Africa, on its part, must explore ways and means of increased development financing from domestic resources, which is why the 2009 Joint AU/ECA Conference of Ministers of Finance, Planning and Economic Development chose the theme -“Enhancing the effectiveness of fiscal policy in domestic resource mobilization”.  Ministers recognized that the global economic and financial crisis had changed the international environment in which they designed and implemented policies.  They therefore committed themselves to exploring the options for domestic resource mobilization taking into account factors such as improved fiscal policies, better tax administration, continued good governance and strengthening of domestic financial systems. 

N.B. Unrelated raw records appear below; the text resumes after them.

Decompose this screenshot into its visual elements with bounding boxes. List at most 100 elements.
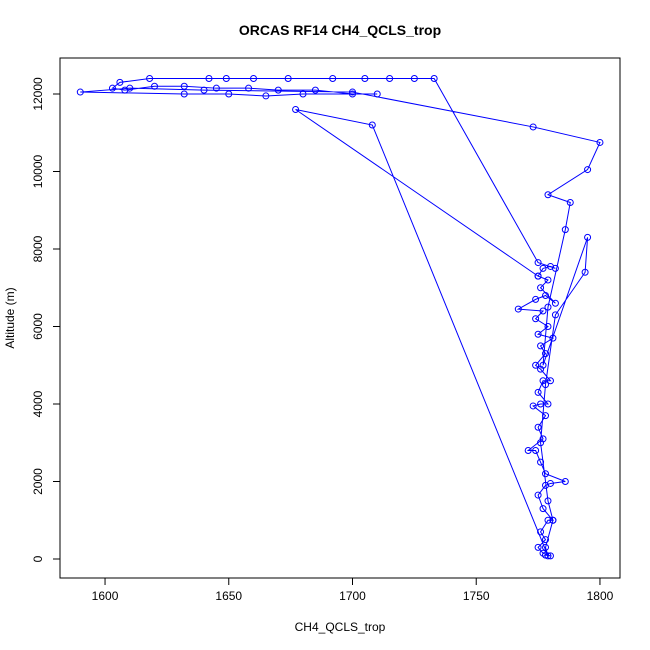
y-tick-label: 4000 [31, 390, 45, 417]
data-point [529, 402, 537, 410]
data-point [250, 74, 258, 82]
data-point [222, 74, 230, 82]
data-point [299, 90, 307, 98]
x-tick-label: 1800 [587, 589, 614, 603]
data-point [76, 88, 84, 96]
data-point [348, 88, 356, 96]
chart-title: ORCAS RF14 CH4_QCLS_trop [239, 22, 441, 38]
data-point [561, 478, 569, 486]
data-point [430, 74, 438, 82]
data-point [534, 543, 542, 551]
data-point [539, 264, 547, 272]
data-point [542, 381, 550, 389]
data-point [386, 74, 394, 82]
data-point [544, 191, 552, 199]
data-point [311, 86, 319, 94]
data-point [581, 268, 589, 276]
data-point [584, 166, 592, 174]
data-point [205, 74, 213, 82]
data-point [537, 458, 545, 466]
data-point [551, 299, 559, 307]
data-point [348, 90, 356, 98]
data-point [542, 470, 550, 478]
data-point [544, 276, 552, 284]
data-point [534, 330, 542, 338]
data-point [532, 361, 540, 369]
y-tick-label: 10000 [31, 154, 45, 188]
data-point [539, 307, 547, 315]
data-line [80, 77, 601, 557]
data-point [534, 272, 542, 280]
data-point [180, 82, 188, 90]
data-point [108, 84, 116, 92]
data-point [544, 516, 552, 524]
data-point [245, 84, 253, 92]
data-point [537, 284, 545, 292]
data-point [549, 516, 557, 524]
data-point [544, 400, 552, 408]
data-point [151, 82, 159, 90]
data-point [146, 74, 154, 82]
data-point [532, 295, 540, 303]
data-point [551, 264, 559, 272]
y-tick-label: 2000 [31, 468, 45, 495]
x-tick-label: 1600 [92, 589, 119, 603]
data-point [542, 536, 550, 544]
data-point [116, 78, 124, 86]
data-point [529, 123, 537, 131]
data-point [544, 497, 552, 505]
data-point [544, 552, 552, 560]
data-point [514, 305, 522, 313]
data-point [200, 86, 208, 94]
data-point [539, 361, 547, 369]
data-point [584, 233, 592, 241]
plot-frame [59, 57, 621, 579]
data-point [532, 315, 540, 323]
data-point [549, 334, 557, 342]
data-point [368, 121, 376, 129]
data-point [410, 74, 418, 82]
data-point [537, 342, 545, 350]
y-tick-label: 8000 [31, 235, 45, 262]
data-point [284, 74, 292, 82]
data-point [546, 377, 554, 385]
data-point [532, 447, 540, 455]
data-point [542, 543, 550, 551]
data-point [539, 505, 547, 513]
data-point [524, 447, 532, 455]
data-point [292, 106, 300, 114]
data-point [546, 552, 554, 560]
data-point [537, 439, 545, 447]
x-tick-label: 1650 [215, 589, 242, 603]
data-point [329, 74, 337, 82]
data-point [534, 423, 542, 431]
y-axis-label: Altitude (m) [3, 287, 17, 348]
x-tick-label: 1700 [339, 589, 366, 603]
data-point [544, 323, 552, 331]
data-point [561, 226, 569, 234]
data-point [537, 400, 545, 408]
data-point [542, 412, 550, 420]
data-point [596, 138, 604, 146]
data-point [534, 388, 542, 396]
data-point [566, 199, 574, 207]
data-point [212, 84, 220, 92]
data-point [361, 74, 369, 82]
data-point [126, 84, 134, 92]
data-point [180, 90, 188, 98]
data-point [373, 90, 381, 98]
data-point [274, 86, 282, 94]
x-axis-label: CH4_QCLS_trop [295, 620, 386, 634]
data-point [544, 303, 552, 311]
data-point [551, 311, 559, 319]
data-point [542, 292, 550, 300]
data-point [542, 350, 550, 358]
y-tick-label: 0 [31, 555, 45, 562]
y-tick-label: 12000 [31, 77, 45, 111]
data-point [534, 259, 542, 267]
data-point [534, 491, 542, 499]
data-point [225, 90, 233, 98]
x-tick-label: 1750 [463, 589, 490, 603]
data-point [537, 528, 545, 536]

To sum up, Africa must continue to focus on promoting high level, sustainable and job-creating growth, irrespective of the economic and financial crisis.  Indeed, too much of a focus on the crisis may cause us to lose sight of the development challenge that we face.  ECA on its part will continue in partnership with the AUC and AfDB to provide the necessary research and advisory services to member States and Regional Economic Communities that must perforce underpin the transformation of Africa.

I wish you a very successful and enriching Conference.  Thank you for your kind attention.